I understand everyone wants to praise indie games. I get it, I really do. It’s a middle finger to the corporate world and developers can explore interesting new ideas without the weight of a watchful eye. A Mortician’s Tale kind of explores this exact idea, but with a funeral home.

The game starts out well and gave me an idea of how the game would progress. A mortician named Rose gets a new job right out of med school at a family owned funeral home, you slowly perform different ways to prepare bodies from embalming to cremating. It’s a cool concept and things started getting weird when the game walked me through every single body preparation. I thought I was in for a long game as I thought it would take a while to see everything the game had, thus the extended tutorial times.

The story is told through emails on your computer between employees and Rose’s school friend. The sad morbid music painted an atmosphere I was starting to get into and the emails told me that something was going to happen. Of course, the tides turned when a corporation bought the funeral home and I was thinking this is when things will start picking up, but they didn’t. Then the game ended. Yeah, just like that.

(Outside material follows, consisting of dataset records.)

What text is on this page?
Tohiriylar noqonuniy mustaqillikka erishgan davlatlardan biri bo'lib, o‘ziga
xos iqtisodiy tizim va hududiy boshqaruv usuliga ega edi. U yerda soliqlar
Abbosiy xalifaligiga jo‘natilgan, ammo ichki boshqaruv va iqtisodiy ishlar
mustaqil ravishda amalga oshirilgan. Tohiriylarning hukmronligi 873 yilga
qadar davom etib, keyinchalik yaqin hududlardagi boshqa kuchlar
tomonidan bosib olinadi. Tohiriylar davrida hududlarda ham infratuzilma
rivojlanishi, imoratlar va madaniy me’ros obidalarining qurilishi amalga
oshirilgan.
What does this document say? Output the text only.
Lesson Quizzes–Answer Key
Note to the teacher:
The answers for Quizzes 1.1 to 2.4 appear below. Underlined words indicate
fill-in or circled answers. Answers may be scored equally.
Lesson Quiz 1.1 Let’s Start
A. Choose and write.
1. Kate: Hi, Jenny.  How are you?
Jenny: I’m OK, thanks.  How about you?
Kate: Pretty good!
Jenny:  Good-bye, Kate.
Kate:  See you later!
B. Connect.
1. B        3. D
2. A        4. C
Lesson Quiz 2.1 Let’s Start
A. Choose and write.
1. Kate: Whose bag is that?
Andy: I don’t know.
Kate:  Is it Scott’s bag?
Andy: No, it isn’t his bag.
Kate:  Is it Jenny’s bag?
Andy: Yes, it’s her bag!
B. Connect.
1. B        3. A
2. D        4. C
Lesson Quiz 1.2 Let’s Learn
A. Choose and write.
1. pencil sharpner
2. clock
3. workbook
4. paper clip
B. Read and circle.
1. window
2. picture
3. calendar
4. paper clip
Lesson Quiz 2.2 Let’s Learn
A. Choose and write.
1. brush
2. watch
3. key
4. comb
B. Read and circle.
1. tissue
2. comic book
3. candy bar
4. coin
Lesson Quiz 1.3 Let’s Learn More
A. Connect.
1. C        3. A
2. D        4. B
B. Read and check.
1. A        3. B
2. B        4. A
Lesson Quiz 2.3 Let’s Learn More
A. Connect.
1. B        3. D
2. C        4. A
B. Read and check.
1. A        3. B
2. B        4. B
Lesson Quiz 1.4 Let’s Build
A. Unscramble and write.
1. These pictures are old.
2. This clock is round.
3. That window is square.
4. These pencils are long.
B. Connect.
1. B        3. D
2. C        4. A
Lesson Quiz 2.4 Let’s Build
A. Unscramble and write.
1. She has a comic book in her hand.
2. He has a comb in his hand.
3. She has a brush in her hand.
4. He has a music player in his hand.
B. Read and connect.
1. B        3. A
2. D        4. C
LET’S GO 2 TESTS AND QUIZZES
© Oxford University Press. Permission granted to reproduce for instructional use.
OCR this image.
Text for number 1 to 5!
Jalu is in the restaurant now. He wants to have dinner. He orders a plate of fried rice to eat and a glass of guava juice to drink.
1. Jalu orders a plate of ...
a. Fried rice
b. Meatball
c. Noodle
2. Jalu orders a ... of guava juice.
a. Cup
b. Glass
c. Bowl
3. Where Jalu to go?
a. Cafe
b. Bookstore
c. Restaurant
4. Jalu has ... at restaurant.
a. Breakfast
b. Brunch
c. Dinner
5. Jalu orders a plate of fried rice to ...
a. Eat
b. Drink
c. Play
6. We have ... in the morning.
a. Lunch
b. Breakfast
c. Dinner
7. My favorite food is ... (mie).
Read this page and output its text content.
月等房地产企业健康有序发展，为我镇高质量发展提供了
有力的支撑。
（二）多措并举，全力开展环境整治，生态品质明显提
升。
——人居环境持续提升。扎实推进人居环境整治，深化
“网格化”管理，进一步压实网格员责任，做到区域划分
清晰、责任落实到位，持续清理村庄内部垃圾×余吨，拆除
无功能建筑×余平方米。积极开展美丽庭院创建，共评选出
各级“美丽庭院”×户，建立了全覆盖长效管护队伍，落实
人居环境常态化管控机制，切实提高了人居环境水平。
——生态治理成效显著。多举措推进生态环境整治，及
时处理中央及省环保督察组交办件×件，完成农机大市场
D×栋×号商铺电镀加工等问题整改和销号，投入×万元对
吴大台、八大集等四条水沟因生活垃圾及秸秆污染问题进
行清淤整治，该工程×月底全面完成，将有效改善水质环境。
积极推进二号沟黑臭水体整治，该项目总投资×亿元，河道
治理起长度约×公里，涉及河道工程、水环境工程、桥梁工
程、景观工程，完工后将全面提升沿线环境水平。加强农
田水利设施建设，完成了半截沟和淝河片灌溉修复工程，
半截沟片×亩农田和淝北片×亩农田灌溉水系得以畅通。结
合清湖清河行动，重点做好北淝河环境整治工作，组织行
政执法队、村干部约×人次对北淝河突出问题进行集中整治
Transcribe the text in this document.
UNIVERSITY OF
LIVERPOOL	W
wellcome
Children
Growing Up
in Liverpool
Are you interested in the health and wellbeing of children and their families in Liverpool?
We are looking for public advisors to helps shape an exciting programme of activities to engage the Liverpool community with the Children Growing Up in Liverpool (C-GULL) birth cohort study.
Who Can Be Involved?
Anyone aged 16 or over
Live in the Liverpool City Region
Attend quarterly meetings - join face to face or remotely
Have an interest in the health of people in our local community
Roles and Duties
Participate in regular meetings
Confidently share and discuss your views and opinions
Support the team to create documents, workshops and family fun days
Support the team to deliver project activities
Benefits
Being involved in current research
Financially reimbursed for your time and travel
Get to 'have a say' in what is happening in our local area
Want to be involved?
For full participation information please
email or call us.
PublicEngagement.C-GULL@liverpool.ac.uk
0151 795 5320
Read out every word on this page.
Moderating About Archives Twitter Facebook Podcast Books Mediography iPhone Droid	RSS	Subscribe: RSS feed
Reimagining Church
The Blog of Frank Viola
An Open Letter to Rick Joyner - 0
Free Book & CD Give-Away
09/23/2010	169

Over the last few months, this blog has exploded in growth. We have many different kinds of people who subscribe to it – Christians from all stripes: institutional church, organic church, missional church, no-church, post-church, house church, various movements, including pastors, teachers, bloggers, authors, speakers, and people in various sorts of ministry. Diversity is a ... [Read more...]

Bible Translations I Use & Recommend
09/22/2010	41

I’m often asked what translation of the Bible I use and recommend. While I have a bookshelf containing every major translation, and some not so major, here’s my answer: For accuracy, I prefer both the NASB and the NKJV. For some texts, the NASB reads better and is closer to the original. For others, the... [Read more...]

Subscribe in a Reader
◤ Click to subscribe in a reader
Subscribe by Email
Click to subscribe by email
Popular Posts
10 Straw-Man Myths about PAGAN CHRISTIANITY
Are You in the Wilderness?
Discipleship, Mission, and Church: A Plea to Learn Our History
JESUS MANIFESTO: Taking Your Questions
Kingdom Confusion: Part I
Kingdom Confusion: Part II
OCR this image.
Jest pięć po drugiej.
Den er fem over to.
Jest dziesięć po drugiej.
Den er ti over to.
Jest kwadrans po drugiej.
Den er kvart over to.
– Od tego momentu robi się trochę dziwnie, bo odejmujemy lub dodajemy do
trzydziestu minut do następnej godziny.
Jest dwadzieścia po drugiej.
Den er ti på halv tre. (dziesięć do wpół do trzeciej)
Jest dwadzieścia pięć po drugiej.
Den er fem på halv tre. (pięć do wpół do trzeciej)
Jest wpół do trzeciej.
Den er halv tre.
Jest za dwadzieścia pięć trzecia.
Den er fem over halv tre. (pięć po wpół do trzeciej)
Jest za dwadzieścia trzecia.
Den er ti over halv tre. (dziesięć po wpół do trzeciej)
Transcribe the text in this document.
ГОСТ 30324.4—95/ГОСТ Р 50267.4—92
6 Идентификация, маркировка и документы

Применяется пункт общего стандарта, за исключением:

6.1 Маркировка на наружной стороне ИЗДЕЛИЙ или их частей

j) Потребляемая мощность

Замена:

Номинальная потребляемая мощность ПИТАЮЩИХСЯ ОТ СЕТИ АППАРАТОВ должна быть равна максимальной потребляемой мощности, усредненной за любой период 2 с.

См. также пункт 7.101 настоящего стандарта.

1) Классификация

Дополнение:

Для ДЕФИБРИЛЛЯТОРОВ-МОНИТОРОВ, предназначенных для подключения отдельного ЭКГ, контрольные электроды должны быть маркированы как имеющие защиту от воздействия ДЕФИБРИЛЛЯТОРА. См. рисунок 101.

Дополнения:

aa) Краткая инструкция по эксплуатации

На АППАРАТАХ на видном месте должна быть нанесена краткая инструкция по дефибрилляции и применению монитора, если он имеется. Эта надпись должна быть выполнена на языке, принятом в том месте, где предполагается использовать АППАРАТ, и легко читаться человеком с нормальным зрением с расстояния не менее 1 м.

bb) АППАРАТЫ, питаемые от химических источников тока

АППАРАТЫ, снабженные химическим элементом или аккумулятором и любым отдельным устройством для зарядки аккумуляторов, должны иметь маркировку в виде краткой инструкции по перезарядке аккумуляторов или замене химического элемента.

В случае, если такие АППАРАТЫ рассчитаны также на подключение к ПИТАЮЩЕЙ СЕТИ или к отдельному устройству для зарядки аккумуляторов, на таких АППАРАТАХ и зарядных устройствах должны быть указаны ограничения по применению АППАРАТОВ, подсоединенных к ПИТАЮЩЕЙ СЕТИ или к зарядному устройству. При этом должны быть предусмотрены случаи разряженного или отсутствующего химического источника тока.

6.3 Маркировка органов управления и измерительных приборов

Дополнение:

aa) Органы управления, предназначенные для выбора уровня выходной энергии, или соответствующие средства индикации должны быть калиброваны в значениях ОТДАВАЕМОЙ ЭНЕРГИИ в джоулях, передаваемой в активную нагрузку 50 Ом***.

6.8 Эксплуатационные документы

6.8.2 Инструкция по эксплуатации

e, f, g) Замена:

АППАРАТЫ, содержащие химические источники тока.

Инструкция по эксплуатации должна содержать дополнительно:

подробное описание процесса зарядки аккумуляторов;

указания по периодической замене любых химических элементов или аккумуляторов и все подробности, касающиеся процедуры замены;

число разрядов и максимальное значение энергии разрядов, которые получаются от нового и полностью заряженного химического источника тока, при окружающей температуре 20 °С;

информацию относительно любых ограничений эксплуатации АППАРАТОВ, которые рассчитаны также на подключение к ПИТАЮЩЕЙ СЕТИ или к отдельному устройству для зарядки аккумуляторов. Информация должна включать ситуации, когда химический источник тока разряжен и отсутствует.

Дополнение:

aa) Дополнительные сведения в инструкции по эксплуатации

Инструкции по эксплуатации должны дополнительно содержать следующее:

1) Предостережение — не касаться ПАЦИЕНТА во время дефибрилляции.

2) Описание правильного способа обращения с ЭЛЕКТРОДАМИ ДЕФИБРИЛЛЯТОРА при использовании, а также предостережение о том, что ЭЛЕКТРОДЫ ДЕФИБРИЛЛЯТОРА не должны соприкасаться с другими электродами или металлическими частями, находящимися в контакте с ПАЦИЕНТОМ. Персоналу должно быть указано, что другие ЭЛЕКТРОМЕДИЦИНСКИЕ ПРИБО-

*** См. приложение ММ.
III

I really admire indie games and these unique little adventures and stories they tell. Some are the most memorable I have such as Soma, Observer, and even Journey, but this isn’t how you do it. Don’t drag the player through tutorials, build an entire game system, create characters and an atmosphere, and end the game when most would start picking up. I hate this so much and I refuse to give these developer’s any credit for what they did. They literally skipped to the end of the story and everything building up to it had no meaning. I also understand short games, I’ve played games this short and felt very satisfied with their ending. This tale is not worth a second of your time.